David D. Hsu1, Richard L. Bain1, Richard E. Marinangeli2, D.C. Elliott3, and Scott Butner3. (1) National Bioenergy Center, National Renewable Energy Laboratory, 1617 Cole Blvd., MS 3322, Golden, CO 80401, (2) Renewable Energy and Chemicals Research, UOP LLC, Des Plaines, IL 60017, (3) Pacific Northwest National Laboratory, Richland, WA 99352
The pyrolysis of biomass, such as corn stover, can produce a bio-oil which can then be upgraded into diesel and gasoline using petrochemical refining technology. In addition to using a renewable feedstock, this pyrolysis process has the advantages of employing existing fuel refining, delivery, and end use infrastructure. A life cycle assessment (LCA) totaling environmental flows was performed on the corn stover pyrolysis process, from the production of the feedstock to the end use in a vehicle. The LCA used data from a corn stover E85 ethanol process
1, a National Renewable Energy Laboratory (NREL) wood pyrolysis AspenPlus model
2, as well as data and analysis from pyrolysis, hydrotreating, and hydrocracking runs by UOP LLC, Pacific Northwest National Laboratory, and NREL. The results from the LCA of the pyrolysis process will be compared to LCAs of a corn stover E85 ethanol process and a gasoline process.
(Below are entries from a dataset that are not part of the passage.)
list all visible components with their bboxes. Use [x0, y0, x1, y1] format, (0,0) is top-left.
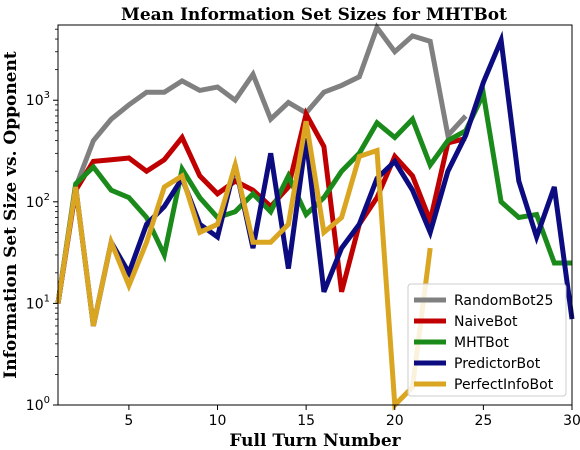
legend-label-perfectinfobot: PerfectInfoBot: [454, 377, 554, 393]
x-tick-label: 30: [563, 413, 580, 429]
legend-label-mhtbot: MHTBot: [454, 335, 509, 351]
legend: RandomBot25 NaiveBot MHTBot PredictorBot Per…: [407, 283, 567, 397]
legend-label-randombot25: RandomBot25: [454, 293, 553, 309]
x-tick-label: 20: [386, 413, 404, 429]
series-line-perfectinfobot: [55, 120, 433, 411]
y-tick-label: 102: [26, 192, 50, 211]
x-tick-label: 5: [124, 413, 133, 429]
legend-box: [407, 283, 567, 397]
x-tick-label: 15: [297, 413, 315, 429]
y-tick-label: 101: [26, 293, 50, 312]
x-tick-label: 25: [474, 413, 492, 429]
legend-label-predictorbot: PredictorBot: [454, 356, 541, 372]
y-tick-label: 103: [26, 90, 50, 109]
y-axis: 100 101 102 103: [26, 28, 58, 414]
x-tick-label: 10: [209, 413, 227, 429]
series-line-predictorbot: [55, 30, 575, 327]
plot-frame: [57, 24, 573, 406]
x-axis: 5 10 15 20 25 30: [124, 405, 580, 429]
series-layer: [55, 22, 575, 411]
legend-label-naivebot: NaiveBot: [454, 314, 518, 330]
x-axis-label: Full Turn Number: [229, 431, 401, 450]
series-line-randombot25: [55, 22, 468, 304]
chart-title: Mean Information Set Sizes for MHTBot: [121, 5, 507, 25]
y-axis-label: Information Set Size vs. Opponent: [1, 51, 21, 379]
y-tick-label: 100: [26, 395, 50, 414]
This LCA also shows that the production of corn stover is a particularly resource intensive step, with most of the greenhouse gas emissions resulting from this step. Additional life cycle inventory results will be presented, along with the assumptions and methodology used to complete the LCA.
1Sheehan, J.; Aden, A.; Riley, C. Corn Stover Life Cycle Analysis. NREL/FY01-220. Golden, CO: National Renewable Energy Laboratory, December 2000.
2Putsche, V. Pyrolysis Process Design: Costs and Modeling. NREL/FY04-545. Golden, CO: National Renewable Energy Laboratory, March 2004.